Key West recently had one documented case of dengue fever and the Mosquito Control District has been simultaneously fighting to keep another tropical disease, Zika, out of the Keys. All of this is going on while the summer rains have only just begun.

“It’s going to be an expensive year. No doubt,” Florida Keys Mosquito Control Executive Director Michael Doyle said. “We already have a high intensity program and we are going to have a very high intensity program.”

The district spent an extra $1 million each year in 2009 and 2010 battling Aedes aegypti mosquitoes in Key West, following an outbreak of dengue fever.

Mosquito Control generally conducts 10 aerial missions each summer following heavy summer rains, Doyle said. However, it might have to conduct more missions if there turns out to be more than just the one reported case of dengue. Each mission costs about $25,000, Doyle said. The agency has conducted two so far in a week in the area where the reported case of dengue occurred — near Bayview Park.

In addition, the district is using spray trucks at night more regularly, Doyle said. 

Zika and dengue could mean putting more inspectors in the field to treat underneath homes, businesses and other structures. The agency recently added two new field inspectors to the Lower Keys operations, bringing the total number of inspectors to nine, Doyle said.

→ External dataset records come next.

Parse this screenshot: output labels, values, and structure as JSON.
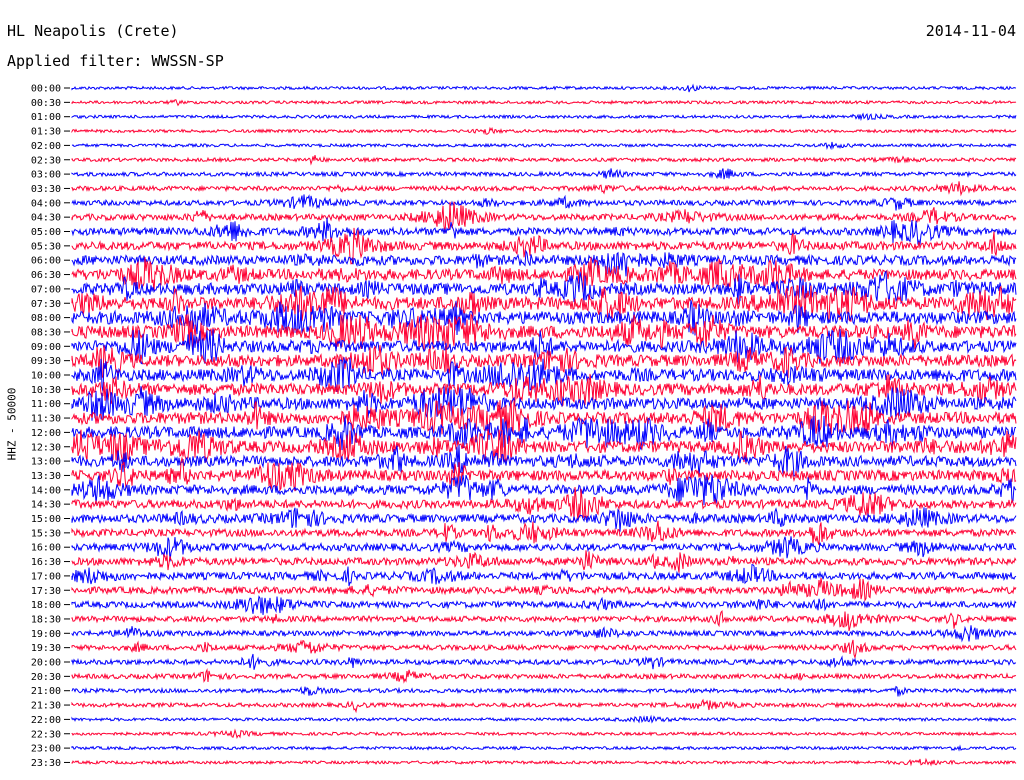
{
  "header": {
    "station": "HL Neapolis (Crete)",
    "date": "2014-11-04",
    "filter_label": "Applied filter:",
    "filter_value": "WWSSN-SP"
  },
  "chart_data": {
    "type": "line",
    "title": "HL Neapolis (Crete)",
    "date": "2014-11-04",
    "filter": "WWSSN-SP",
    "ylabel": "HHZ - 50000",
    "xlabel": "",
    "rows": [
      "00:00",
      "00:30",
      "01:00",
      "01:30",
      "02:00",
      "02:30",
      "03:00",
      "03:30",
      "04:00",
      "04:30",
      "05:00",
      "05:30",
      "06:00",
      "06:30",
      "07:00",
      "07:30",
      "08:00",
      "08:30",
      "09:00",
      "09:30",
      "10:00",
      "10:30",
      "11:00",
      "11:30",
      "12:00",
      "12:30",
      "13:00",
      "13:30",
      "14:00",
      "14:30",
      "15:00",
      "15:30",
      "16:00",
      "16:30",
      "17:00",
      "17:30",
      "18:00",
      "18:30",
      "19:00",
      "19:30",
      "20:00",
      "20:30",
      "21:00",
      "21:30",
      "22:00",
      "22:30",
      "23:00",
      "23:30"
    ],
    "amplitude": [
      1,
      1,
      1,
      1,
      1,
      1.5,
      2,
      2.5,
      3,
      4,
      5,
      6,
      7,
      8,
      9,
      10,
      10,
      10,
      9,
      9,
      9,
      9,
      9,
      9,
      9,
      9,
      8,
      8,
      7,
      6,
      6,
      5,
      5,
      5,
      5,
      4.5,
      4,
      3.5,
      3,
      3,
      3,
      2.5,
      2,
      2,
      1,
      1,
      1,
      1
    ],
    "colors": [
      "#0000ff",
      "#ff0033"
    ]
  }
}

“We are doing everything we can,” Mosquito Control District Board Chair Phil Goodman said. “It’s important that we don’t overreact.”

Aedes aegypti mosquitoes, which transmit dengue and Zika, are a particularly difficult mosquito to eradicate because they hide in dark, damp places, such as buckets, old tires and cisterns.

Treating cisterns in old Key West is difficult because Mosquito Control officials are not sure where they all are, Goodman said.

“The problem is that there are thousands of cisterns and we only know of about 700,” Goodman said. “These are breeding sites, and inspectors can’t find them.”